Colaboraciones

Entrar en quirófano

Me imagino que muchos de los lectores del Caleidoscopio habréis tenido la experiencia de entrar en un quirófano. Hay que hacer pruebas, protocolos, firmas autorizando que si no sales vivo de allí los médicos se lavarán las manos; es así, nunca mejor dicho, se curan en salud.

Cuando estás enfermo o sospechas que algo no funciona bien suena un estado de alarma natural: ¿Qué me pasa?, ¿por qué esta molestia? Consultas en Facebook, redes sociales y todo tipo de opiniones que se resumen en la siguiente: eso no es nada pero tienes que ir al médico.

Y así empieza un viaje infinito de especialista en especialista, de prueba en prueba.

Tu agenda se llena de analíticas, ecografías, TAC, pruebas de contraste, biopsia. Todas las imaginadas, menos las autopsia.

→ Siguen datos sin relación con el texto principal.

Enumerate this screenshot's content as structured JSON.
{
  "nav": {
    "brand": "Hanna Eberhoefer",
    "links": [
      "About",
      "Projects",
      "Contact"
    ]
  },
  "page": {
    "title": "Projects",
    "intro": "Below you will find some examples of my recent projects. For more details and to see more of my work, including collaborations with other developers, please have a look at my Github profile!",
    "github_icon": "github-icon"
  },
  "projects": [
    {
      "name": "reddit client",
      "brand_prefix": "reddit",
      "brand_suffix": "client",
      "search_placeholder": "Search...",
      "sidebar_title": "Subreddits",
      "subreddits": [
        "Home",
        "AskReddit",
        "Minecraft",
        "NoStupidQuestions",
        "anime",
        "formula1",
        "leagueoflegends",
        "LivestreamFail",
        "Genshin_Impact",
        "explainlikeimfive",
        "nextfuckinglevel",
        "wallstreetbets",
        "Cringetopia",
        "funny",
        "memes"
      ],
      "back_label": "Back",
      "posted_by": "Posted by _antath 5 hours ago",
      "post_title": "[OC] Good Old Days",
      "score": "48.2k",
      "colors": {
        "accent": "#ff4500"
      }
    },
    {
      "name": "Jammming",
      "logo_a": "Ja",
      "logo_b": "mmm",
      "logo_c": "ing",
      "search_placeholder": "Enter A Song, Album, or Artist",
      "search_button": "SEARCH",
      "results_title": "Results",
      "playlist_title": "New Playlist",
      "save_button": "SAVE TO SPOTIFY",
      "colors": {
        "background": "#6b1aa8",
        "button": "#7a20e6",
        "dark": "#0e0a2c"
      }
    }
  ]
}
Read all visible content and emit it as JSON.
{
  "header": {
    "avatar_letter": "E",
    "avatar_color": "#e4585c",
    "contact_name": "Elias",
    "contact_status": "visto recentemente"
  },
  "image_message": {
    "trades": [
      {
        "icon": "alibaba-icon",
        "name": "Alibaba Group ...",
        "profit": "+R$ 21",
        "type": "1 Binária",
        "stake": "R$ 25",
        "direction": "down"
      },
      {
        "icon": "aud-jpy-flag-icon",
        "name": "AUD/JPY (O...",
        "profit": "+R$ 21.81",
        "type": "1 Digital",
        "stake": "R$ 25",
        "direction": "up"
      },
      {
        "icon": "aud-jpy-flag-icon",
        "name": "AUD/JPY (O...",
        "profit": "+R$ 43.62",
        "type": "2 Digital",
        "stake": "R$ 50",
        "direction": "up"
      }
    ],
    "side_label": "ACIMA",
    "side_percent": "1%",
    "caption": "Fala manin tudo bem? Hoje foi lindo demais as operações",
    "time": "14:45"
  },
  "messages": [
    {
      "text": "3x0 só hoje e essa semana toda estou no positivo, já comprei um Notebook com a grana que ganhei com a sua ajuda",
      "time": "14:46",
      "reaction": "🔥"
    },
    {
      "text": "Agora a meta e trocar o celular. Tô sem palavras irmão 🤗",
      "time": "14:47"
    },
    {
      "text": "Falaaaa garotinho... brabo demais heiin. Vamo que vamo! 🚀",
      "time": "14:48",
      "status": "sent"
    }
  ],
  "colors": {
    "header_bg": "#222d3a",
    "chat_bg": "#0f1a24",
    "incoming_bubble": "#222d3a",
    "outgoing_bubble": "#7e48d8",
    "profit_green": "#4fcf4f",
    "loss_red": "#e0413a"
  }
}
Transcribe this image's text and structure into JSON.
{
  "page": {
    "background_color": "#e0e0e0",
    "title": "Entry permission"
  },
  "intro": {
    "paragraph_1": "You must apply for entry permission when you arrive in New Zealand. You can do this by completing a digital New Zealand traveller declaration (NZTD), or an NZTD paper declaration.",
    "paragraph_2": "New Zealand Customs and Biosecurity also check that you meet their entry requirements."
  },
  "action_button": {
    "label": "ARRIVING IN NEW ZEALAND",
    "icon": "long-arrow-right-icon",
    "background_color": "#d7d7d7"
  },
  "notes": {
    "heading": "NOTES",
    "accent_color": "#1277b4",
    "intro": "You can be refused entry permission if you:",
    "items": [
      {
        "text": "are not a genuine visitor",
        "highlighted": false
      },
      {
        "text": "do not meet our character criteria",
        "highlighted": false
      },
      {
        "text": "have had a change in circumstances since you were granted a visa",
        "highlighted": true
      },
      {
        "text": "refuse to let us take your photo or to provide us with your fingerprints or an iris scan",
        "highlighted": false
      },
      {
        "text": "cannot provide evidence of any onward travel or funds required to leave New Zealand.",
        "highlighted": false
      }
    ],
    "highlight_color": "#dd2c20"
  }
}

Y llega el día de la intervención: tranquilo, ya verás que va a ir bien, no te enteras de nada, estás en las mejores manos.

La camilla pasea por pasillos fríos, llenos de sombras blancas, luces cegadoras, olor de hospital que se te mete en el alma.

Y llegó la hora: 4 cirujanos, anestesista, 5 enfermeras, tres auxiliares de clínica y dos celadores, uno de ellos es Manolo, un amigo de toda la vida. Hablan entre ellos, se ríen, intentan hacerme reír cuando mi miedo se ha congelado definitivamente pues la suerte está echada.

La anestesia me hace pasar a otra dimensión: soy un cirujano que me opero a mí mismo. ¡El paciente ha entrado en parada! Desfibrilador, adrenalina, oxígeno....tic, tac. He fallecido, nada se puede hacer.

Sigo siendo el que está en el quirófano, me tapan con una manta blanca que lleva el nombre del hospital. Yo mismo cierro la cámara frigorífica, unos cero grados.

Me llevan a la sala de autopsias, yo también soy el médico. Somos dos o tres, no lo sé, sí hay un celador que va moviendo mi cuerpo mientras el corazón, hígado y páncreas son desgajados.

No quiero hablar con el difunto, no quiero decirle nada. Todo es mecánico, sé lo que tengo que hacer como forense.

Ahora estoy en un tanatorio. Me percato de que yo soy todos. Hablan y hablan pero yo no soy el protagonista: ya descansa. ¿A qué hora es la cremación?

Abro el horno crematorio y me despido de mí mismo. Ahora veo un fuego que me envuelve pero no siento dolor.

Me dan mis cenizas y yo se las paso a un amigo; acordamos hacer una fiesta de despedida. Manolo sujeta la urna y le pregunto dónde esparcirán las cenizas.

Se me ha pasado el efecto de la anestesia. Si necesita algo nos llama. Pero soy yo mismo el que me despierta, el mismo que permanece cerca en ese despertar.

Ahora no sé si estoy muerto o vivo. No me importa. De nuevo veo a Manolo con mis cenizas diciéndome que va a sembrar rosas rojas. Levanta el puño y tararea la internacional; yo hago lo mismo.